Boolean Algebra: What are the steps for simplifying this?

[HamsterEater]

(I hope this is the correct forum...)
Help me understand how I go about simplifying this:

RC'G'M'+RC'G'M+RC'GM'+RC'GM+RCG'M'+RCG'M+RCGM'

R, C, G, and M are just any given Boolean values, in this case.

 

[tkhunny]

Re: Boolean Algebra: What are the steps for simplifying this

You've almost a complete collection, there.

1) R is just R in every term. Factor it out.
2) After factoring, the only thing missing from the set is CGM, the ultimate AND gate.
3) Since you've everything except AND, it must be NOT AND.

Did I convince you?

 

[HamsterEater]

Re: Boolean Algebra: What are the steps for simplifying this

I think I see. So then it's just R(C'G'M')?

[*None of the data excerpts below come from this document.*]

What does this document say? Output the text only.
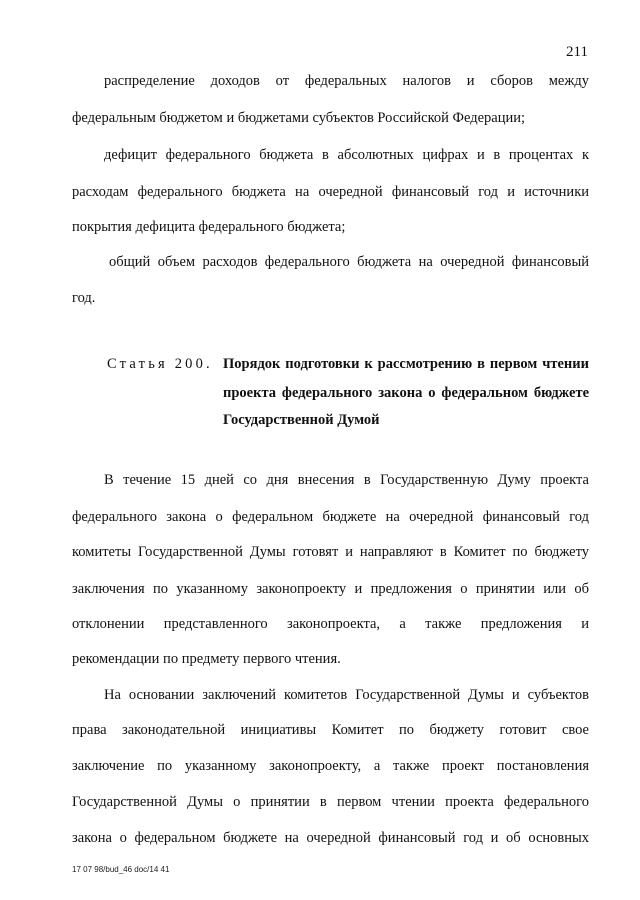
211
распределение доходов от федеральных налогов и сборов между
федеральным бюджетом и бюджетами субъектов Российской Федерации;
дефицит федерального бюджета в абсолютных цифрах и в процентах к
расходам федерального бюджета на очередной финансовый год и источники
покрытия дефицита федерального бюджета;
общий объем расходов федерального бюджета на очередной финансовый
год.
Статья 200. Порядок подготовки к рассмотрению в первом чтении
проекта федерального закона о федеральном бюджете
Государственной Думой
В течение 15 дней со дня внесения в Государственную Думу проекта
федерального закона о федеральном бюджете на очередной финансовый год
комитеты Государственной Думы готовят и направляют в Комитет по бюджету
заключения по указанному законопроекту и предложения о принятии или об
отклонении представленного законопроекта, а также предложения и
рекомендации по предмету первого чтения.
На основании заключений комитетов Государственной Думы и субъектов
права законодательной инициативы Комитет по бюджету готовит свое
заключение по указанному законопроекту, а также проект постановления
Государственной Думы о принятии в первом чтении проекта федерального
закона о федеральном бюджете на очередной финансовый год и об основных
17 07 98/bud_46 doc/14 41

This doesn't seem like a solution that was algebraically found, though. I mean, I can memorize a new rule that all but one of the combinations of the variables must mean it is NOT the remaining one, but is that really the only way to discover this?

 

[tkhunny]

Re: Boolean Algebra: What are the steps for simplifying this

No. It's R(CGM)'.

It's a little tough to define what's algebraic and what isn't. Just my opinion. If your instructor has something particular in mind, you should do that, first.

RC'G'M'+RC'G'M+RC'GM'+RC'GM+RCG'M'+RCG'M+RCGM'

= R(C'G'M'+C'G'M+C'GM'+C'GM+CG'M'+CG'M+CGM')

= R(C'(G'M'+G'M+GM'+GM)+C(G'M'+G'M+GM'))

= R(C'(G'(M'+M)+G(M'+M))+C(G'(M'+M)+G(M')))

= R(C'(G'(M'+M)+G(M'+M))+C(G'(M'+M)+G(M'+M)-GM))

M' + M = 1

= R(C'(G'+G)+C(G'+G-GM))

= R(C'(G'+G)+C(G'+G)-CGM)

G' + G = 1

= R(C'+C-CGM)

C' + C = 1

= R(1-CGM) = R(CGM)'

How was that for algebraic?